YOU STATE THAT, PRIOR TO YOUR EMPLOYMENT, YOU WERE ADVISED THAT ALL OF YOUR LIVING EXPENSES AT THE OVERSEAS JOB SITE WOULD BE INCLUDED IN YOUR ALLOWANCES AND THAT YOUR ENTIRE SALARY WOULD BE PAID AND DEPOSITED IN A UNITED STATES BANK OF YOUR CHOICE. THE CONTROLLER OF TELEVISION ASSOCIATES OF INDIANA, INC., HAS DENIED YOUR ALLEGATION THAT YOU WERE MISINFORMED AS TO THE CONDITIONS AND TERMS OF YOUR EMPLOYMENT AND ASSIGNMENT OVERSEAS; AND STATED THAT "AS I RECALL, MRS. CURTIS WAS FURNISHED A TABLE OF THE ALLOWANCES PAYABLE AS THEY APPEAR IN THE U.S. GOVERNMENT STANDARDIZED REGULATIONS FOR GOVERNMENT CIVILIANS - FOREIGN AREAS.'

AN AGREEMENT TO PAY ALL OF YOUR LIVING EXPENSES IN ADDITION TO SALARY WOULD SEEM TO HAVE BEEN UNUSUAL, CONSIDERING THAT SUBSISTENCE AND OTHER ALLOWANCES TO EMPLOYEES ARE BASED GENERALLY UPON ALLEVIATING HARDSHIPS CAUSED BY PARTICULAR CONDITIONS OF EMPLOYMENT AND NOT UPON ANY SUPPOSED OBLIGATION ON THE PART OF AN EMPLOYER TO PAY ALL OF THE LIVING EXPENSES OF ITS EMPLOYEES. IN THE CASE OF FEDERAL EMPLOYEES, IT IS THE DECLARED POLICY OF THE CONGRESS THAT THEY SHOULD BE COMPENSATED FOR "THE EXTRA COSTS AND HARDSHIPS INCIDENT TO THEIR ASSIGNMENTS OVERSEAS," INCLUDING COMPENSATION TO OFFSET THE DIFFERENCE BETWEEN THE COST OF LIVING AT THE POST OF ASSIGNMENT OF THE EMPLOYEE IN A FOREIGN AREA AND THE COST OF LIVING IN WASHINGTON, D.C. SEE SECTIONS 3031 AND 3037 OF TITLE 5, U.S.C. 1958 EDITION, SUPPLEMENT II.

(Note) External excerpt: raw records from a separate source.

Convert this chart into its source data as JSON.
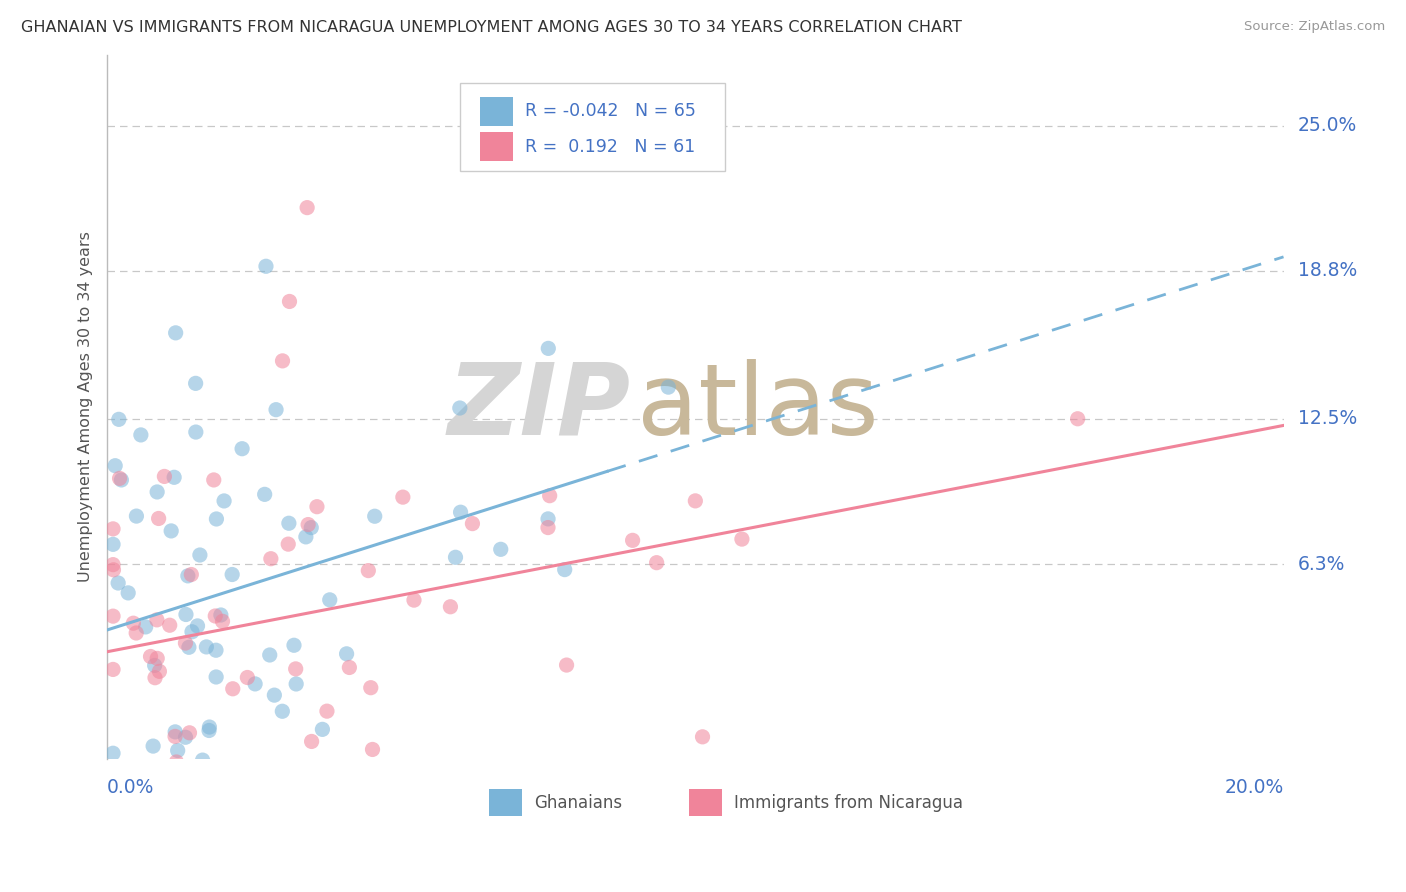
{
  "title": "GHANAIAN VS IMMIGRANTS FROM NICARAGUA UNEMPLOYMENT AMONG AGES 30 TO 34 YEARS CORRELATION CHART",
  "source": "Source: ZipAtlas.com",
  "ylabel": "Unemployment Among Ages 30 to 34 years",
  "xlim": [
    0.0,
    0.2
  ],
  "ylim": [
    -0.02,
    0.28
  ],
  "yticks": [
    0.063,
    0.125,
    0.188,
    0.25
  ],
  "ytick_labels": [
    "6.3%",
    "12.5%",
    "18.8%",
    "25.0%"
  ],
  "color_blue": "#7ab4d8",
  "color_pink": "#f0849a",
  "r1": -0.042,
  "n1": 65,
  "r2": 0.192,
  "n2": 61,
  "watermark_zip_color": "#d5d5d5",
  "watermark_atlas_color": "#c8b89a",
  "background_color": "#ffffff",
  "grid_color": "#c8c8c8",
  "title_color": "#333333",
  "tick_label_color": "#4472c4",
  "ylabel_color": "#555555",
  "legend_r1_text": "R = -0.042",
  "legend_n1_text": "N = 65",
  "legend_r2_text": "R =  0.192",
  "legend_n2_text": "N = 61",
  "source_color": "#999999",
  "bottom_legend_color": "#555555"
}
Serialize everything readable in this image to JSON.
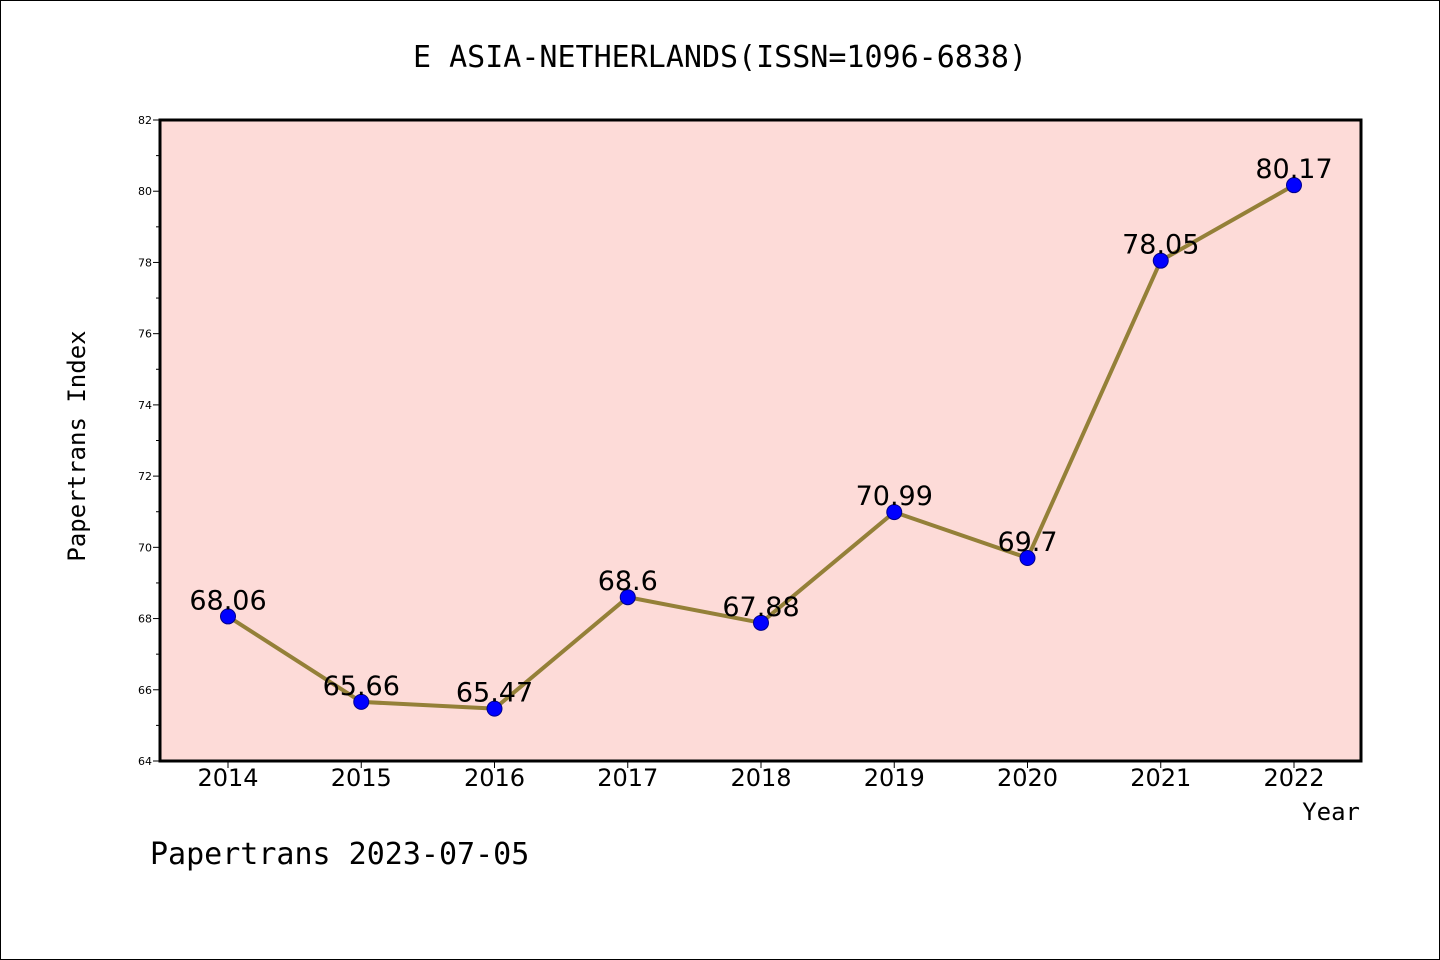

IN CONCLUSION, IT IS TO BE EMPHASIZED THAT THERE EXISTS NO PRIVITY OF CONTRACT BETWEEN YOU AND THE GOVERNMENT. THEREFORE, AS IN THE CASE OF THE AGENCY FOR INTERNATIONAL DEVELOPMENT, WE ARE NOT AUTHORIZED TO ADJUDICATE DISPUTES ARISING OUT OF YOUR EMPLOYMENT AGREEMENT OF JUNE 17, 1960. HOWEVER, THE ABOVE COMMENTS CONCERNING THE BASIC ISSUES INVOLVED IN YOUR CLAIMS ARE NOT BELIEVED TO BE UNFAIR TO EITHER PARTY TO SUCH AGREEMENT AND SEEM TO BE APPROPRIATE IN THE PARTICULAR CIRCUMSTANCES.